El indio Mashe lleva una gruesa culebra a su casa, le corta la cabeza y la cola, lo
asa y se lo come compartiéndolo con su familia. Pero rara vez tenía la suerte
de encontrar algo qué comer. Hasta que un día cayó enfermo y ya no se pudo
levantar. El perro Mañu se suma a la labor de pastoreo del rebaño de ovejas
cuidado por la Antuca y el Timoteo. Pero no recibe ninguna ración de comida,
por lo que abandona la casa de los Robles y se reúne con los perros
expulsados. Mashe agoniza en su lecho, y antes de morir, le confiesa a Clotilde,
su mujer, que él fue quien robó el manojo de espigas de la capilla de San
Lorenzo de Páucar.
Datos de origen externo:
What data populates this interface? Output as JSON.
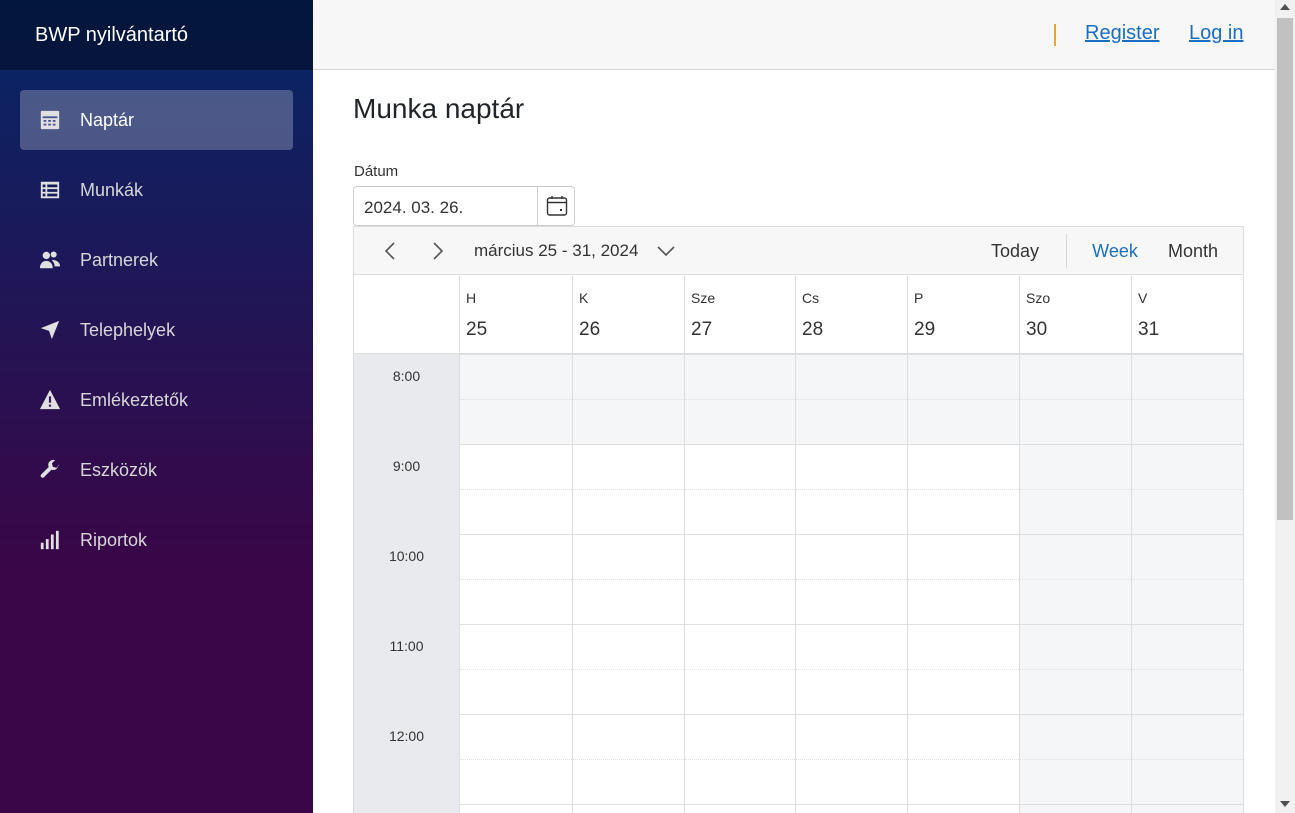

Jacinta es llevada por Timoteo a su casa, donde Simón la
recibe. Esto era señal que el viejo aceptaba a la chica como pareja de su hijo.
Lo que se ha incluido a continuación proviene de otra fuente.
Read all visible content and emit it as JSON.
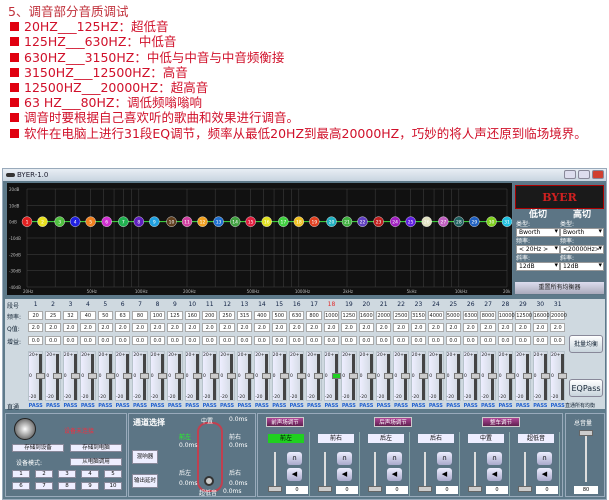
{
  "intro": {
    "heading": "5、调音部分音质调试",
    "items": [
      "20HZ___125HZ：超低音",
      "125HZ___630HZ：中低音",
      "630HZ___3150HZ：中低与中音与中音频衡接",
      "3150HZ___12500HZ：高音",
      "12500HZ___20000HZ：超高音",
      "63 HZ___80HZ：调低频嗡嗡响",
      "调音时要根据自己喜欢听的歌曲和效果进行调音。",
      "软件在电脑上进行31段EQ调节，频率从最低20HZ到最高20000HZ，巧妙的将人声还原到临场境界。"
    ]
  },
  "window": {
    "title": "BYER-1.0"
  },
  "chart_data": {
    "type": "line",
    "y_ticks": [
      "20dB",
      "10dB",
      "0dB",
      "-10dB",
      "-20dB",
      "-30dB",
      "-40dB"
    ],
    "ylim": [
      -40,
      20
    ],
    "x_ticks": [
      "20Hz",
      "50Hz",
      "100Hz",
      "200Hz",
      "500Hz",
      "1000Hz",
      "2kHz",
      "5kHz",
      "10kHz",
      "20k"
    ],
    "x_scale": "log",
    "grid": true,
    "points": [
      1,
      2,
      3,
      4,
      5,
      6,
      7,
      8,
      9,
      10,
      11,
      12,
      13,
      14,
      15,
      16,
      17,
      18,
      19,
      20,
      21,
      22,
      23,
      24,
      25,
      26,
      27,
      28,
      29,
      30,
      31
    ],
    "gains_db": [
      0,
      0,
      0,
      0,
      0,
      0,
      0,
      0,
      0,
      0,
      0,
      0,
      0,
      0,
      0,
      0,
      0,
      0,
      0,
      0,
      0,
      0,
      0,
      0,
      0,
      0,
      0,
      0,
      0,
      0,
      0
    ],
    "point_colors": [
      "#e02020",
      "#e8e020",
      "#50c040",
      "#2020e0",
      "#f08020",
      "#d030d0",
      "#20b050",
      "#6020c0",
      "#20a0e0",
      "#604020",
      "#d040a0",
      "#f0a020",
      "#2070d0",
      "#40a040",
      "#e02040",
      "#e0e020",
      "#40d040",
      "#f0c020",
      "#e04020",
      "#20b0c0",
      "#40b040",
      "#6040c0",
      "#c02020",
      "#a020c0",
      "#6020e0",
      "#e0e0c0",
      "#c060c0",
      "#206060",
      "#2060c0",
      "#80d020",
      "#20c0e0"
    ],
    "curve_color": "#40e040"
  },
  "right_panel": {
    "logo": "BYER",
    "low_cut": {
      "title": "低切",
      "type_label": "类型:",
      "type": "Bworth",
      "freq_label": "频率:",
      "freq": "< 20Hz >",
      "slope_label": "斜率:",
      "slope": "12dB"
    },
    "high_cut": {
      "title": "高切",
      "type_label": "类型:",
      "type": "Bworth",
      "freq_label": "频率:",
      "freq": "<20000Hz>",
      "slope_label": "斜率:",
      "slope": "12dB"
    },
    "reset": "重置所有均衡器"
  },
  "eq": {
    "row_labels": {
      "band": "段号",
      "freq": "频率:",
      "q": "Q值:",
      "gain": "增益:",
      "bypass": "直通"
    },
    "bands": [
      "1",
      "2",
      "3",
      "4",
      "5",
      "6",
      "7",
      "8",
      "9",
      "10",
      "11",
      "12",
      "13",
      "14",
      "15",
      "16",
      "17",
      "18",
      "19",
      "20",
      "21",
      "22",
      "23",
      "24",
      "25",
      "26",
      "27",
      "28",
      "29",
      "30",
      "31"
    ],
    "freqs": [
      "20",
      "25",
      "32",
      "40",
      "50",
      "63",
      "80",
      "100",
      "125",
      "160",
      "200",
      "250",
      "315",
      "400",
      "500",
      "630",
      "800",
      "1000",
      "1250",
      "1600",
      "2000",
      "2500",
      "3150",
      "4000",
      "5000",
      "6300",
      "8000",
      "10000",
      "12500",
      "16000",
      "20000"
    ],
    "q": "2.0",
    "gain": "0.0",
    "slider_top": "20+",
    "slider_mid": "0",
    "slider_bottom": "-20",
    "pass": "PASS",
    "batch_button": "批量均衡",
    "eqpass_button": "EQPass",
    "bypass_all": "直通所有均衡",
    "selected_band": 18
  },
  "device": {
    "status": "设备未连接",
    "save_device": "存储到设备",
    "save_pc": "存储到电脑",
    "mode_label": "设备模式:",
    "load_pc": "从电脑调用",
    "presets": [
      "1",
      "2",
      "3",
      "4",
      "5",
      "6",
      "7",
      "8",
      "9",
      "10"
    ]
  },
  "channel": {
    "title": "通道选择",
    "mixer": "混响器",
    "delay": "输出延时",
    "center": "中置",
    "front_left": "前左",
    "front_right": "前右",
    "rear_left": "后左",
    "rear_right": "后右",
    "sub": "超低音",
    "delay_val": "0.0ms"
  },
  "output": {
    "buttons": [
      "前声场调节",
      "后声场调节",
      "整车调节"
    ],
    "channels": [
      "前左",
      "前右",
      "后左",
      "后右",
      "中置",
      "超低音"
    ],
    "values": [
      "0",
      "0",
      "0",
      "0",
      "0",
      "0"
    ],
    "master_label": "总音量",
    "master_value": "80",
    "active_color": "#20d020"
  }
}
XVIII. Los perros hambrientos


Las jaurías de perros hambrientos deambulan por todo lado. Un día Antuca va
a recoger agua y encuentra al perro Mañu tirado sobre las piedras, con la
lengua afuera y agonizante. Siente mucha pena por el animal y se queda
acariciándole durante un largo rato, hasta que la voz de su madre lo vuelve a
las tareas cotidianas. Los perros llegan a invadir la casa hacienda de don
Cipriano. Raffles y los demás perros enormes de la hacienda son encerrados
para evitar que se pelearan con los callejeros, muy numerosos. Zambo husmea
en busca de comida, pero las personas ya no botan ni las cáscaras de los
alimentos. Pellejo recuerda que tiempo atrás una vez una señora muy buena,
doña Chabela, le había dado una semita, y confiadamente se le acerca, pero
esta vez aquella la expulsa cruelmente, hiriéndole con un tizón ardiente. Los
perros hambrientos invaden el comedor de don Cipriano, asustando a su
familia. Son expulsados a patadas y garrotazos. Pero esta vez don Cipriano
decide terminar con el problema. Ordena colocar pedazos de carne
envenenada alrededor de la casa. Muchos perros comen el fatal bocado, entre
ellos Zambo, cuyo cuerpo es devorado por Pellejo, el cual muere igualmente
víctima del tósigo. Con la extinción de los perros, los zorros y pumas
aprovechan para atacar al ganado, por lo que los campesinos hacen guardia de
noche. Algunos incluso imitan el ladrido de los perros. Rendidos por tantas
penurias, indios y cholos se reúnen frente a la casa hacienda de don Cipriano,
rogándole que les diera comida, mientras esperaban la lluvia para iniciar las
labores. Pero don Cipriano se niega, aduciendo que ya no tenía más grano para
repartir. El Simón Robles le replica entonces, diciéndole que ellos sabían que
alimentaba a su ganado con cebada, como si un animal valiera más que un
cristiano. Don Cipriano y su mayordomo se retiran amenazantes y la masa de
hombres intenta forzar la puerta de la casa. Se escuchan disparos. Tres indios
caen muertos. Los demás huyen. Los tiradores son los empleados del
hacendado; incluso al pequeño Obdulio, el hijo de don Cipriano, porta un arma
que su padre le ha enseñado a usar. La sequía se prolonga por algunos meses
más.
XIX. La lluvia güena
Llega noviembre. El cielo se cubre de nubes densas. Y las primeras gotas de
lluvia levantan polvo. Es, indudablemente, el fin de la sequía. El júbilo estalla
entre los hombres y animales. Una tarde Simón Robles miraba desde el
corredor y una sombra le hizo volver hacia otro lado. Era la perra Wanka,
escuálida, quien retornaba para ocupar su puesto de guarda de ovejas, de las
que solo quedaban dos pares. Simón la llama y la perra se acerca a restregarse
cariñosamente a su amo. Conmovido, Simón la acaricia y le habla con ternura,
llorando de emoción. “Y para Wanka las lágrimas y la voz y las palmadas del
Simón eran también buenas como la lluvia”.